Methylation¶
Nanopore sequencing enables the simultaneous readout of sequence and base modification status on single molecule level. Nanopype currently integrates nanopolish and flappie to detect 5mC DNA methylation. To obtain the methylation readout of multiple flow cells using nanopolish run:
snakemake --snakefile /path/to/nanopype/Snakefile methylation/nanopolish/ngmlr/albacore/WA01.5x.hg38.bedGraph
or
snakemake --snakefile /path/to/nanopype/Snakefile methylation/nanopolish/ngmlr/albacore/WA01.5x.hg38.bw
If not already present, this will trigger basecalling and alignment of the raw data. Similar to the basecalling and alignment modules a runnames.txt in the working directory is required. Furthermore only CpGs with at least 5x coverage are reported. The coverage wildcard can be any positive integer in combination with arbitrary text (e.g. 5, 5x or min5x will result in the same output).
Folder structure¶
|--methylation/
|--nanopolish/ # Nanopolish
|--ngmlr/ # NGMLR alignment
|--guppy/ # Guppy sequences
|--batches/
|--WA01/
|--20180101_FAH12345_FLO-MIN106_SQK-LSK108_WA01/
|--0.hg38.tsv.gz # Single read batches
|--1.hg38.tsv.gz
...
|--20180101_FAH12345_FLO-MIN106_SQK-LSK108_WA01.hg38.tsv.gz
|--WA01.1x.hg38.bedGraph # Mean methylation level
|--WA01.1x.hg38.bw
|--flappie/ # Flappie
|--ngmlr/
|--flappie/
|--batches/
|--WA01/
|--20180101_FAH12345_FLO-MIN106_SQK-LSK108_WA01/
|--0.hg38.tsv.gz # Single read batches
|--1.hg38.tsv.gz
|--20180101_FAH12345_FLO-MIN106_SQK-LSK108_WA01.hg38.tsv.gz
|--WA01.1x.hg38.bedGraph
|--WA01.1x.hg38.bw
Cleanup¶
The batch processing output of the methylation module can be cleaned up by running:
snakemake --snakefile /path/to/nanopype/Snakefile methylation_clean
This will delete all files and folders inside of any batches directory and should only be used at the very end of an analysis workflow.
Tools¶
- The output of nanopore methylation calling tools on a lower level is not consistent. Here we provide the description of the intermediate results, enabling more advanced analysis. All methylation rules share a set of global config variables:
-
- threads_methylation: 4
Nanopolish¶
The bed-like intermediate output file contains per read and CpG methylation log-likelihood ratios as well as the raw log-p values from the nanopolish HMM.

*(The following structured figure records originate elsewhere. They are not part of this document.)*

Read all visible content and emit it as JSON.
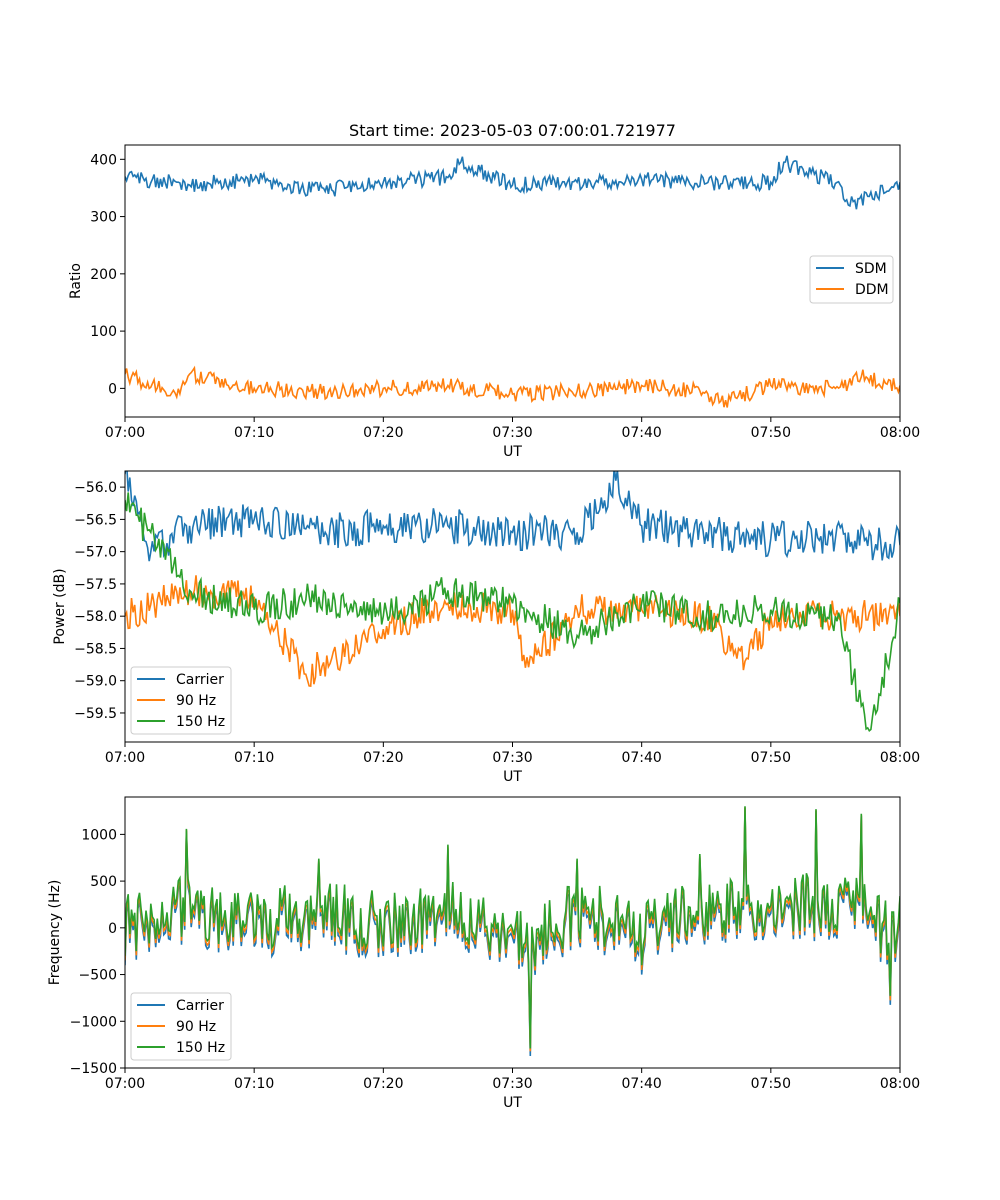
{
  "chart_data": [
    {
      "type": "line",
      "title": "Start time: 2023-05-03 07:00:01.721977",
      "xlabel": "UT",
      "ylabel": "Ratio",
      "xlim": [
        "07:00",
        "08:00"
      ],
      "ylim": [
        -50,
        425
      ],
      "xticks": [
        "07:00",
        "07:10",
        "07:20",
        "07:30",
        "07:40",
        "07:50",
        "08:00"
      ],
      "yticks": [
        "0",
        "100",
        "200",
        "300",
        "400"
      ],
      "grid": false,
      "legend_position": "center-right",
      "series": [
        {
          "name": "SDM",
          "color": "#1f77b4",
          "x_minutes": [
            0,
            5,
            10,
            15,
            20,
            25,
            26,
            30,
            35,
            40,
            45,
            50,
            51,
            55,
            56,
            60
          ],
          "values": [
            370,
            355,
            365,
            345,
            360,
            368,
            395,
            355,
            360,
            365,
            358,
            360,
            395,
            358,
            320,
            360
          ]
        },
        {
          "name": "DDM",
          "color": "#ff7f0e",
          "x_minutes": [
            0,
            4,
            5,
            10,
            15,
            20,
            25,
            30,
            35,
            40,
            45,
            46,
            50,
            55,
            57,
            60
          ],
          "values": [
            25,
            -15,
            25,
            0,
            -5,
            0,
            5,
            -10,
            -5,
            5,
            -5,
            -25,
            5,
            0,
            20,
            5
          ]
        }
      ]
    },
    {
      "type": "line",
      "title": "",
      "xlabel": "UT",
      "ylabel": "Power (dB)",
      "xlim": [
        "07:00",
        "08:00"
      ],
      "ylim": [
        -59.95,
        -55.75
      ],
      "xticks": [
        "07:00",
        "07:10",
        "07:20",
        "07:30",
        "07:40",
        "07:50",
        "08:00"
      ],
      "yticks": [
        "−56.0",
        "−56.5",
        "−57.0",
        "−57.5",
        "−58.0",
        "−58.5",
        "−59.0",
        "−59.5"
      ],
      "grid": false,
      "legend_position": "lower-left",
      "series": [
        {
          "name": "Carrier",
          "color": "#1f77b4",
          "x_minutes": [
            0,
            2,
            5,
            10,
            15,
            20,
            25,
            30,
            35,
            38,
            40,
            45,
            50,
            55,
            60
          ],
          "values": [
            -55.8,
            -57.0,
            -56.6,
            -56.5,
            -56.7,
            -56.6,
            -56.6,
            -56.7,
            -56.7,
            -55.9,
            -56.6,
            -56.7,
            -56.8,
            -56.8,
            -56.9
          ]
        },
        {
          "name": "90 Hz",
          "color": "#ff7f0e",
          "x_minutes": [
            0,
            5,
            10,
            14,
            20,
            25,
            30,
            31,
            35,
            40,
            45,
            48,
            50,
            55,
            60
          ],
          "values": [
            -58.0,
            -57.6,
            -57.7,
            -58.9,
            -58.2,
            -57.8,
            -57.9,
            -58.8,
            -57.9,
            -57.9,
            -58.0,
            -58.7,
            -58.0,
            -58.0,
            -58.0
          ]
        },
        {
          "name": "150 Hz",
          "color": "#2ca02c",
          "x_minutes": [
            0,
            5,
            10,
            15,
            20,
            25,
            30,
            35,
            40,
            45,
            50,
            55,
            57.7,
            60
          ],
          "values": [
            -56.2,
            -57.6,
            -57.9,
            -57.7,
            -58.0,
            -57.6,
            -57.8,
            -58.3,
            -57.8,
            -58.0,
            -57.9,
            -58.0,
            -59.8,
            -57.8
          ]
        }
      ]
    },
    {
      "type": "line",
      "title": "",
      "xlabel": "UT",
      "ylabel": "Frequency (Hz)",
      "xlim": [
        "07:00",
        "08:00"
      ],
      "ylim": [
        -1500,
        1400
      ],
      "xticks": [
        "07:00",
        "07:10",
        "07:20",
        "07:30",
        "07:40",
        "07:50",
        "08:00"
      ],
      "yticks": [
        "−1500",
        "−1000",
        "−500",
        "0",
        "500",
        "1000"
      ],
      "grid": false,
      "legend_position": "lower-left",
      "series": [
        {
          "name": "Carrier",
          "color": "#1f77b4",
          "x_minutes": [
            0,
            4.7,
            10,
            15,
            20,
            25,
            31.4,
            35,
            40,
            44.5,
            48,
            53.5,
            57,
            59.2,
            60
          ],
          "values": [
            -400,
            1050,
            -200,
            700,
            -300,
            850,
            -1380,
            700,
            -500,
            750,
            1280,
            1250,
            1200,
            -900,
            300
          ]
        },
        {
          "name": "90 Hz",
          "color": "#ff7f0e",
          "x_minutes": [
            0,
            4.7,
            10,
            15,
            20,
            25,
            31.4,
            35,
            40,
            44.5,
            48,
            53.5,
            57,
            59.2,
            60
          ],
          "values": [
            -350,
            1060,
            -150,
            720,
            -250,
            870,
            -1330,
            720,
            -450,
            770,
            1290,
            1260,
            1210,
            -850,
            320
          ]
        },
        {
          "name": "150 Hz",
          "color": "#2ca02c",
          "x_minutes": [
            0,
            4.7,
            10,
            15,
            20,
            25,
            31.4,
            35,
            40,
            44.5,
            48,
            53.5,
            57,
            59.2,
            60
          ],
          "values": [
            -300,
            1070,
            -100,
            740,
            -200,
            890,
            -1300,
            740,
            -400,
            790,
            1300,
            1270,
            1220,
            -800,
            340
          ]
        }
      ]
    }
  ]
}
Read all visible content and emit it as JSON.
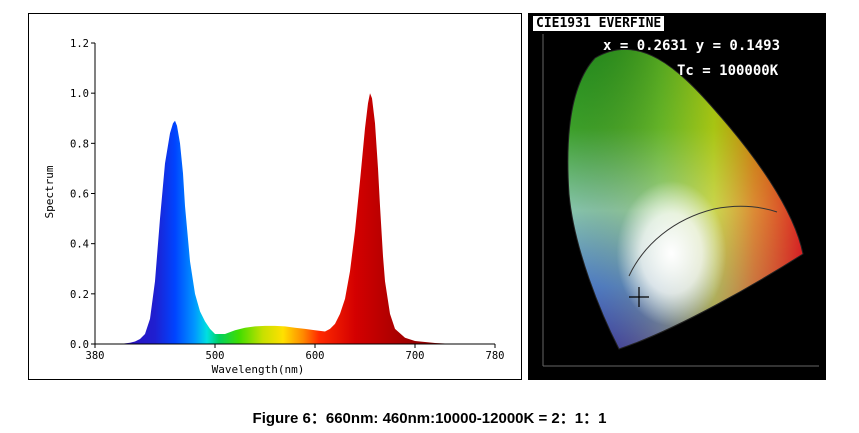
{
  "chart_data": [
    {
      "type": "area",
      "xlabel": "Wavelength(nm)",
      "ylabel": "Spectrum",
      "xlim": [
        380,
        780
      ],
      "ylim": [
        0,
        1.2
      ],
      "xticks": [
        "380",
        "500",
        "600",
        "700",
        "780"
      ],
      "yticks": [
        "0.0",
        "0.2",
        "0.4",
        "0.6",
        "0.8",
        "1.0",
        "1.2"
      ],
      "x": [
        405,
        415,
        420,
        425,
        430,
        435,
        440,
        445,
        450,
        455,
        458,
        460,
        462,
        465,
        468,
        470,
        475,
        480,
        485,
        490,
        495,
        500,
        510,
        520,
        530,
        540,
        550,
        560,
        570,
        580,
        590,
        600,
        610,
        615,
        620,
        625,
        630,
        635,
        640,
        645,
        650,
        653,
        655,
        657,
        660,
        663,
        665,
        668,
        670,
        675,
        680,
        690,
        700,
        720,
        740
      ],
      "values": [
        0.0,
        0.005,
        0.01,
        0.02,
        0.04,
        0.1,
        0.25,
        0.5,
        0.72,
        0.84,
        0.88,
        0.89,
        0.87,
        0.8,
        0.68,
        0.55,
        0.33,
        0.2,
        0.13,
        0.09,
        0.06,
        0.04,
        0.04,
        0.055,
        0.065,
        0.07,
        0.072,
        0.072,
        0.07,
        0.065,
        0.06,
        0.055,
        0.05,
        0.06,
        0.08,
        0.12,
        0.18,
        0.29,
        0.45,
        0.65,
        0.86,
        0.96,
        1.0,
        0.98,
        0.88,
        0.7,
        0.55,
        0.35,
        0.25,
        0.12,
        0.06,
        0.025,
        0.012,
        0.004,
        0.0
      ]
    },
    {
      "type": "other",
      "title": "CIE1931 EVERFINE",
      "xy_text": "x = 0.2631 y = 0.1493",
      "tc_text": "Tc = 100000K",
      "point": {
        "x": 0.2631,
        "y": 0.1493
      }
    }
  ],
  "caption": "Figure 6：660nm: 460nm:10000-12000K = 2：1：1"
}
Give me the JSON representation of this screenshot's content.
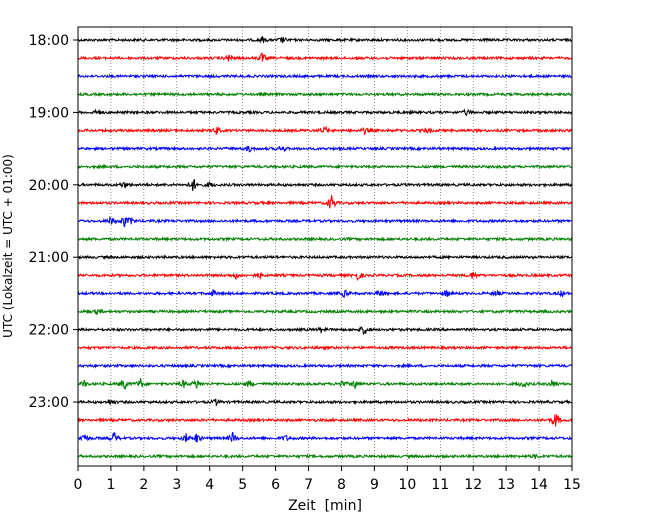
{
  "chart_data": {
    "type": "line",
    "title": "",
    "xlabel": "Zeit  [min]",
    "ylabel": "UTC (Lokalzeit = UTC + 01:00)",
    "xlim": [
      0,
      15
    ],
    "x_ticks": [
      0,
      1,
      2,
      3,
      4,
      5,
      6,
      7,
      8,
      9,
      10,
      11,
      12,
      13,
      14,
      15
    ],
    "x_tick_labels": [
      "0",
      "1",
      "2",
      "3",
      "4",
      "5",
      "6",
      "7",
      "8",
      "9",
      "10",
      "11",
      "12",
      "13",
      "14",
      "15"
    ],
    "y_tick_labels": [
      "18:00",
      "19:00",
      "20:00",
      "21:00",
      "22:00",
      "23:00"
    ],
    "vertical_gridlines": "dotted",
    "trace_interval_min": 15,
    "trace_colors": [
      "#000000",
      "#ff0000",
      "#0000ff",
      "#008000"
    ],
    "traces": [
      {
        "start": "18:00",
        "color": "#000000",
        "events": [
          {
            "t": 5.6,
            "amp": 3
          },
          {
            "t": 6.2,
            "amp": 3
          }
        ]
      },
      {
        "start": "18:15",
        "color": "#ff0000",
        "events": [
          {
            "t": 4.6,
            "amp": 4
          },
          {
            "t": 5.6,
            "amp": 5
          }
        ]
      },
      {
        "start": "18:30",
        "color": "#0000ff",
        "events": []
      },
      {
        "start": "18:45",
        "color": "#008000",
        "events": []
      },
      {
        "start": "19:00",
        "color": "#000000",
        "events": [
          {
            "t": 0.6,
            "amp": 3
          },
          {
            "t": 11.8,
            "amp": 3
          }
        ]
      },
      {
        "start": "19:15",
        "color": "#ff0000",
        "events": [
          {
            "t": 4.2,
            "amp": 4
          },
          {
            "t": 7.5,
            "amp": 4
          },
          {
            "t": 8.7,
            "amp": 3
          },
          {
            "t": 10.6,
            "amp": 3
          }
        ]
      },
      {
        "start": "19:30",
        "color": "#0000ff",
        "events": [
          {
            "t": 5.2,
            "amp": 3
          },
          {
            "t": 6.2,
            "amp": 3
          }
        ]
      },
      {
        "start": "19:45",
        "color": "#008000",
        "events": []
      },
      {
        "start": "20:00",
        "color": "#000000",
        "events": [
          {
            "t": 1.4,
            "amp": 3
          },
          {
            "t": 3.5,
            "amp": 7
          },
          {
            "t": 4.0,
            "amp": 3
          }
        ]
      },
      {
        "start": "20:15",
        "color": "#ff0000",
        "events": [
          {
            "t": 7.7,
            "amp": 9
          }
        ]
      },
      {
        "start": "20:30",
        "color": "#0000ff",
        "events": [
          {
            "t": 1.0,
            "amp": 4
          },
          {
            "t": 1.4,
            "amp": 6
          },
          {
            "t": 1.6,
            "amp": 4
          }
        ]
      },
      {
        "start": "20:45",
        "color": "#008000",
        "events": []
      },
      {
        "start": "21:00",
        "color": "#000000",
        "events": []
      },
      {
        "start": "21:15",
        "color": "#ff0000",
        "events": [
          {
            "t": 4.8,
            "amp": 3
          },
          {
            "t": 5.5,
            "amp": 3
          },
          {
            "t": 8.5,
            "amp": 5
          },
          {
            "t": 12.0,
            "amp": 4
          }
        ]
      },
      {
        "start": "21:30",
        "color": "#0000ff",
        "events": [
          {
            "t": 4.1,
            "amp": 3
          },
          {
            "t": 8.1,
            "amp": 4
          },
          {
            "t": 9.2,
            "amp": 4
          },
          {
            "t": 11.2,
            "amp": 4
          },
          {
            "t": 12.7,
            "amp": 3
          },
          {
            "t": 14.7,
            "amp": 3
          }
        ]
      },
      {
        "start": "21:45",
        "color": "#008000",
        "events": [
          {
            "t": 0.6,
            "amp": 3
          }
        ]
      },
      {
        "start": "22:00",
        "color": "#000000",
        "events": [
          {
            "t": 7.4,
            "amp": 3
          },
          {
            "t": 8.7,
            "amp": 6
          }
        ]
      },
      {
        "start": "22:15",
        "color": "#ff0000",
        "events": []
      },
      {
        "start": "22:30",
        "color": "#0000ff",
        "events": []
      },
      {
        "start": "22:45",
        "color": "#008000",
        "events": [
          {
            "t": 0.2,
            "amp": 3
          },
          {
            "t": 1.4,
            "amp": 7
          },
          {
            "t": 1.9,
            "amp": 5
          },
          {
            "t": 3.2,
            "amp": 4
          },
          {
            "t": 3.6,
            "amp": 5
          },
          {
            "t": 5.2,
            "amp": 4
          },
          {
            "t": 8.0,
            "amp": 4
          },
          {
            "t": 8.4,
            "amp": 5
          },
          {
            "t": 13.5,
            "amp": 4
          },
          {
            "t": 14.4,
            "amp": 4
          }
        ]
      },
      {
        "start": "23:00",
        "color": "#000000",
        "events": [
          {
            "t": 1.0,
            "amp": 3
          },
          {
            "t": 4.2,
            "amp": 3
          }
        ]
      },
      {
        "start": "23:15",
        "color": "#ff0000",
        "events": [
          {
            "t": 14.5,
            "amp": 9
          }
        ]
      },
      {
        "start": "23:30",
        "color": "#0000ff",
        "events": [
          {
            "t": 0.2,
            "amp": 6
          },
          {
            "t": 1.1,
            "amp": 6
          },
          {
            "t": 3.3,
            "amp": 5
          },
          {
            "t": 3.6,
            "amp": 5
          },
          {
            "t": 4.7,
            "amp": 6
          },
          {
            "t": 6.3,
            "amp": 3
          }
        ]
      },
      {
        "start": "23:45",
        "color": "#008000",
        "events": [
          {
            "t": 13.9,
            "amp": 2
          }
        ]
      }
    ]
  }
}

chr6 31164635 31164635 2975d04a-9890-43cd-880b-28a1d72b0f19 2.31 + -146.60 -148.91
A log-likelihood ratio greater 2.5 is considered a methylated CpG, a ratio less than -2.5 is called unmethylated. To get genome wide mean methylation levels in bedGraph or BigWig format you can use:
To directly get the single read methylation levels of a single flow cell you can run:
snakemake --snakefile /path/to/nanopype/Snakefile methylation/nanopolish/ngmlr/guppy/batches/WA01/20180101_FAH12345_FLO-MIN106_SQK-LSK108_WA01.hg38.tsv.gz
- Nanopolish specific configuration parameters are:
-
- methylation_nanopolish_logp_threshold: 2.0
Flappie¶
Flappie is a new ONT neural network basecaller with a default output alphabet of ACGT. Using a different model, a methylation status prediction in CpG contexts is possible. A methylated Cytosine is then encoded as Z.
The Flappie sequence output is aligned against a reference genome. A CG in the reference with matching CG in the read is reported as unmethylated, a CG in the reference with matching ZG is reported as methylated. The single read output is again a bed-like file with the methylation level in the 4th column and the mean q-val over the CG in the 6th column:
chr6 31129299 31129301 f56afc41-fc2c-4157-941d-b8416eb11d2c 0 + 5.0
- Flappie specific configuration parameters are:
-
- basecalling_flappie_model: 'r941_5mC'
- methylation_flappie_qval_threshold: 3
References¶
Simpson, Jared T. et al. Detecting DNA cytosine methylation using nanopore sequencing. Nature Methods 14.4, 407-410 (2017).